How to apply VADER on my own model
I trained a UNet diffusion model and I want to use VADER to tune a single unet. I followed the training script to assign a peft LoRA model on my Unet. It shows that only 0.7% of the parameters are trainable. Then I added them to the optimizer and trained with a denoising loop. Although only a few parameters are trainable, the CUDA memory still increases rapidly when processing the denoising loop.
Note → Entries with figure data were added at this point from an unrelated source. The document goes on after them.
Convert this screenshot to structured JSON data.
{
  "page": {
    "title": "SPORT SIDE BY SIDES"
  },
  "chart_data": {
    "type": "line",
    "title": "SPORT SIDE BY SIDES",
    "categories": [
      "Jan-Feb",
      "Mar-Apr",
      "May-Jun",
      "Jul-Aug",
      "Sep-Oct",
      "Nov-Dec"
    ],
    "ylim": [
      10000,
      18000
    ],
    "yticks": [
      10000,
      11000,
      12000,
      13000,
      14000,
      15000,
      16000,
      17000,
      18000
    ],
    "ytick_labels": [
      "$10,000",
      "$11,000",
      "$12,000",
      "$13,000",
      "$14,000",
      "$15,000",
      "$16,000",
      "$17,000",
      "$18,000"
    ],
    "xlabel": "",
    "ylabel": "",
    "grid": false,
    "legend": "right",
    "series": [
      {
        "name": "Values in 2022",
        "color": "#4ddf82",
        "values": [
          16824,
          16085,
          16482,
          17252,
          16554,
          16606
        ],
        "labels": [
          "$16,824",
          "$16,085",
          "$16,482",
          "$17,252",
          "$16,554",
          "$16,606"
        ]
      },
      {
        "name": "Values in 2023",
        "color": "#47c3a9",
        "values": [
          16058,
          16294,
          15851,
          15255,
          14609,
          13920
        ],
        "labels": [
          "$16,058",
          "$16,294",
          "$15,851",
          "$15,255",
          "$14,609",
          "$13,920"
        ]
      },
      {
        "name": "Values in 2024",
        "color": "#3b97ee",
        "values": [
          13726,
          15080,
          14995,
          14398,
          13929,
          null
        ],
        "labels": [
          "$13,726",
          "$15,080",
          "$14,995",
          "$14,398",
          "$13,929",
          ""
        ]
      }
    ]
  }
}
Have you encountered similar problems? here is some part of my own preparing scripts:
lora_config = peft.LoraConfig(
r=self.cfg.lora_downdim,
target_modules=["to_k", "to_v", "to_q"], # only diffusion_model has these modules
lora_dropout=0.01,
lora_alpha=8
)
self.unet.requires_grad_(False)
self.unet = peft.get_peft_model(self.unet, lora_config)
unet_params = []
for _, param in self.unet.named_parameters():
if param.requires_grad:
unet_params.append(param)
params_to_optimize = unet_params
self.optimizer = optimizer_class(
params_to_optimize,
lr=self.cfg.runner.learning_rate,
betas=(self.cfg.runner.adam_beta1, self.cfg.runner.adam_beta2),
weight_decay=self.cfg.runner.adam_weight_decay,
eps=self.cfg.runner.adam_epsilon,
)
Here is accelerator processing
ddp_modules = (
self.unet,
self.optimizer,
self.train_dataloader,
self.lr_scheduler,
)
ddp_modules = self.accelerator.prepare(*ddp_modules)
(
self.unet,
self.optimizer,
self.train_dataloader,
self.lr_scheduler,
) = ddp_modules
In training:
with self.accelerator.accumulate(self.unet):
with self.accelerator.autocast():
for i, t in enumerate(timesteps): # timesteps length = 20
.... # prepare data
noise_pred=self.unet(...)
self.scheduler.step(...)
when i =2 , It is reported CUDA out of memories (A800). I wonder if I miss some key points.
@XuWuLingYu Have you solved the problem?
Hi. you can try implementing Truncated Backpropagation, Subsampling Frames, and Gradient Checkpointing to reduce VRAM usage.